Chickens can think and feel, they enjoy dust bathing, nest building and roosting, look after their young, form friendships and pecking orders - when they can. Pictures taken by Viva show chickens locked up, often up to 40,000 of thems in foul-smelling, windowless sheds with no room even to turn around or sit. The space they have is roughly an A4 sheet of paper. This is the only life they will have. Then they will appear in chicken sticks, chicken dinners, cat food
and endless chicken menus in the supermarkets. Over 850m are killed every year,hanging down from lines on the factory floor.
The latest horror are the new plans in several areas for huge cow prisons, known as "zero-grazing farms." Already planning for one in Lincolnshire includes 16 sheds housing 500 cattle each, with 8000 cows working all day and all night, being milked three times a day and meant to produce 250,000 litres daily.

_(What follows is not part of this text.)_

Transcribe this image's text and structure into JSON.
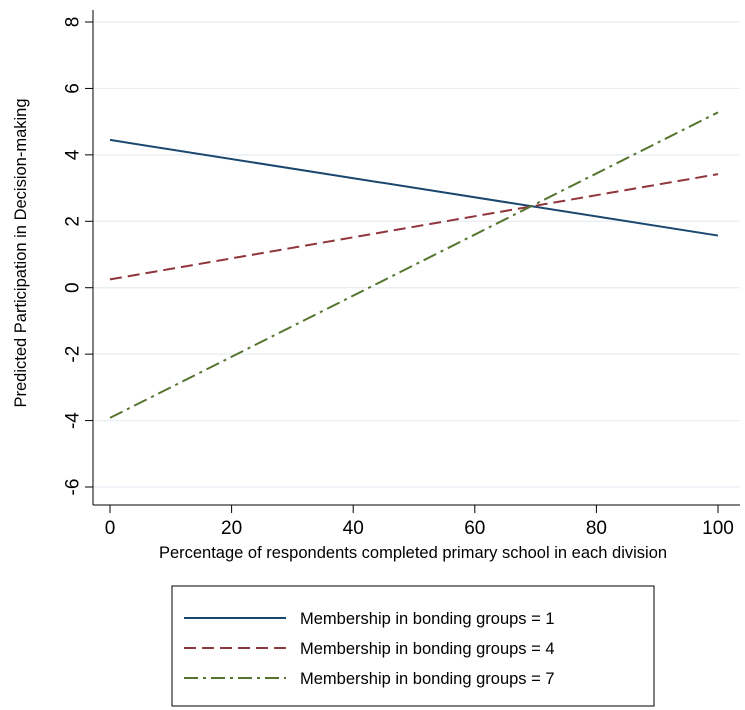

With no access to grass, the cattle will be forced to feed through metal bars, kept standing in metal stalls, their calves taken from them after just a few days, and with the prospect of endless calving so they will produce more milk, still with no chance to care for the calves. Still want to drink cheap milk?
Or to eat duck? Viva has filmed major duck producers and claims duck sales have dropped by 2m since the media coverage of their investigations. Certainly an impact on takeup of chicken is at last to be spotted in some supermarkets as chickens stay on the shelves, though most cookery writers still take chicken as one of the main ingredients for their recipes without any mention of whether these were free-range chickens or had gone through the hell of the factory sheds. One or two celebrity chefs have certainly taken up the case for going back to natural farming, and have had some success, but in the cheap takeaways, burger bars and most supermarkets, the message is largely ignored.

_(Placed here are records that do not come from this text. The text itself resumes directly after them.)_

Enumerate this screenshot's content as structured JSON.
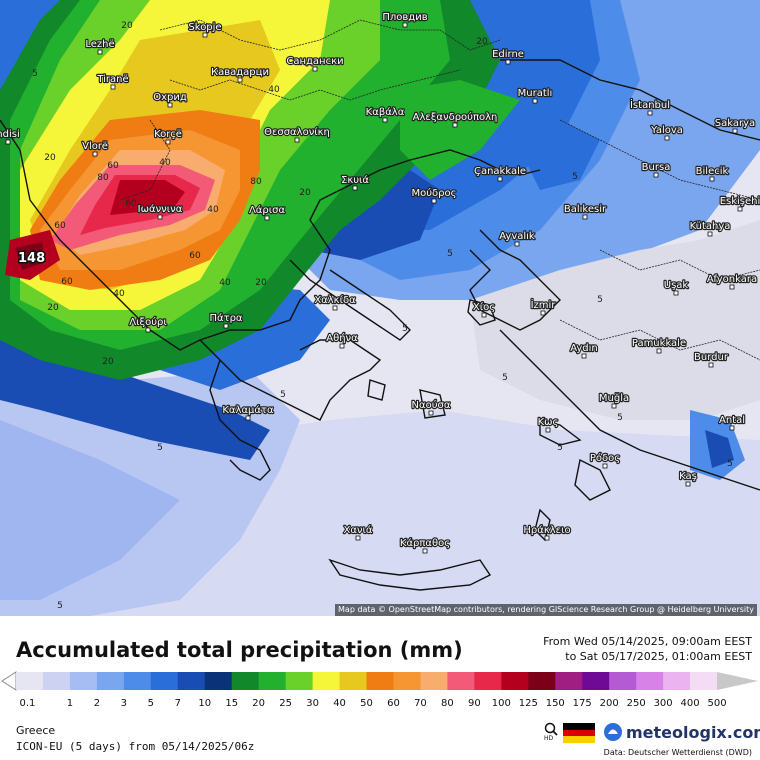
{
  "map": {
    "attribution": "Map data © OpenStreetMap contributors, rendering GIScience Research Group @ Heidelberg University",
    "peak_value": "148",
    "cities": [
      {
        "name": "Skopje"
      },
      {
        "name": "Пловдив"
      },
      {
        "name": "Lezhë"
      },
      {
        "name": "Кавадарци"
      },
      {
        "name": "Сандански"
      },
      {
        "name": "Edirne"
      },
      {
        "name": "Tiranë"
      },
      {
        "name": "Охрид"
      },
      {
        "name": "Muratlı"
      },
      {
        "name": "İstanbul"
      },
      {
        "name": "Καβάλα"
      },
      {
        "name": "Αλεξανδρούπολη"
      },
      {
        "name": "Korçë"
      },
      {
        "name": "Θεσσαλονίκη"
      },
      {
        "name": "Yalova"
      },
      {
        "name": "Sakarya"
      },
      {
        "name": "ndisi"
      },
      {
        "name": "Vlorë"
      },
      {
        "name": "Çanakkale"
      },
      {
        "name": "Bursa"
      },
      {
        "name": "Bilecik"
      },
      {
        "name": "Σκυιά"
      },
      {
        "name": "Μούδρος"
      },
      {
        "name": "Ιωάννινα"
      },
      {
        "name": "Λάρισα"
      },
      {
        "name": "Balıkesir"
      },
      {
        "name": "Eskişehi"
      },
      {
        "name": "Kütahya"
      },
      {
        "name": "Ayvalık"
      },
      {
        "name": "Uşak"
      },
      {
        "name": "Afyonkara"
      },
      {
        "name": "Χαλκίδα"
      },
      {
        "name": "Xίος"
      },
      {
        "name": "İzmir"
      },
      {
        "name": "Λιξούρι"
      },
      {
        "name": "Πάτρα"
      },
      {
        "name": "Αθήνα"
      },
      {
        "name": "Aydın"
      },
      {
        "name": "Pamukkale"
      },
      {
        "name": "Burdur"
      },
      {
        "name": "Ναούσα"
      },
      {
        "name": "Muğla"
      },
      {
        "name": "Καλαμάτα"
      },
      {
        "name": "Κως"
      },
      {
        "name": "Antal"
      },
      {
        "name": "Ρόδος"
      },
      {
        "name": "Kaş"
      },
      {
        "name": "Χανιά"
      },
      {
        "name": "Κάρπαθος"
      },
      {
        "name": "Ηράκλειο"
      }
    ],
    "contour_labels": [
      "20",
      "20",
      "40",
      "5",
      "20",
      "40",
      "80",
      "60",
      "80",
      "60",
      "20",
      "60",
      "40",
      "60",
      "40",
      "20",
      "60",
      "40",
      "20",
      "20",
      "5",
      "5",
      "5",
      "5",
      "5",
      "5",
      "5",
      "5",
      "5",
      "5",
      "5"
    ]
  },
  "footer": {
    "title": "Accumulated total precipitation (mm)",
    "period_from": "From Wed 05/14/2025, 09:00am EEST",
    "period_to": "to Sat 05/17/2025, 01:00am EEST",
    "region": "Greece",
    "model": "ICON-EU (5 days) from 05/14/2025/06z",
    "brand": "meteologix.com",
    "data_source": "Data: Deutscher Wetterdienst (DWD)"
  },
  "legend": {
    "unit": "mm",
    "steps": [
      {
        "label": "0.1",
        "color": "#e6e6f2"
      },
      {
        "label": "1",
        "color": "#cdd2f2"
      },
      {
        "label": "2",
        "color": "#a5bdf2"
      },
      {
        "label": "3",
        "color": "#7aa6ef"
      },
      {
        "label": "5",
        "color": "#4d8ce8"
      },
      {
        "label": "7",
        "color": "#2a6ed9"
      },
      {
        "label": "10",
        "color": "#1a4db3"
      },
      {
        "label": "15",
        "color": "#0a3278"
      },
      {
        "label": "20",
        "color": "#11882a"
      },
      {
        "label": "25",
        "color": "#22b02f"
      },
      {
        "label": "30",
        "color": "#6ad12a"
      },
      {
        "label": "40",
        "color": "#f5f53a"
      },
      {
        "label": "50",
        "color": "#e6c81e"
      },
      {
        "label": "60",
        "color": "#f07d14"
      },
      {
        "label": "70",
        "color": "#f59632"
      },
      {
        "label": "80",
        "color": "#f8ac6e"
      },
      {
        "label": "90",
        "color": "#f25a78"
      },
      {
        "label": "100",
        "color": "#e8284b"
      },
      {
        "label": "125",
        "color": "#b4001e"
      },
      {
        "label": "150",
        "color": "#7d0019"
      },
      {
        "label": "175",
        "color": "#a01e82"
      },
      {
        "label": "200",
        "color": "#6e0a96"
      },
      {
        "label": "250",
        "color": "#b45ad2"
      },
      {
        "label": "300",
        "color": "#d782e6"
      },
      {
        "label": "400",
        "color": "#ebb4f0"
      },
      {
        "label": "500",
        "color": "#f5dcf5"
      },
      {
        "label": "",
        "color": "#c8c8c8"
      }
    ]
  }
}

Every year in the UK, Viva reported that most of the 19 million ducklings raised for meat each year spent their short lives imprisoned in "a filthy windowless shed with up to 10,000 others." They have to fight for every drop of water." They had filthy, matted feathers and caked eyes. Yet people ordering duck in a restaurant probably thought this a compassionate choice, picturing the duck bobbing along on a lake, living happily until it was killed for human food.
Yet the saddest pictures of all for many have been of the imprisoned mother pigs, with no straw, standing on slatted bars, unable to reach their babies These are intelligent and aware creatures with individual personalities, condemned to a life of uncomfortable imprisonment. Young pigs are bundled together by their thousands in large sheds.
Earlier this year, Viva investigators randomly visited three pig farms in the north-east. At one, worn-out sows were housed on bare concrete, the word "cull" crudely sprayed on their backs. They found dead and rotting pigs and decaying piglets uncollected outside units, sows with open sores imprisoned in metal farrowing crates, pigs in concrete pens with no bedding or environmental enrichment, even though this is now illegal. On one of the farms they found tiny piglets, huddled together, covered in flies, without their mother. One was so badly crippled that he dragged himself across the floor by his front legs. Two of the farms were signed up to the Farm Assured scheme, supposedly a guarantee of better welfare. The footage was passed on to the Government department, yet two of the farms were still given a clean bill of health.
How much longer are we going to let these concentration camps and the cruelties of thousands of miles of transporting animals go on? How will future generations view our indifference and greed? And we don't even need to eat meat, or to drink milk.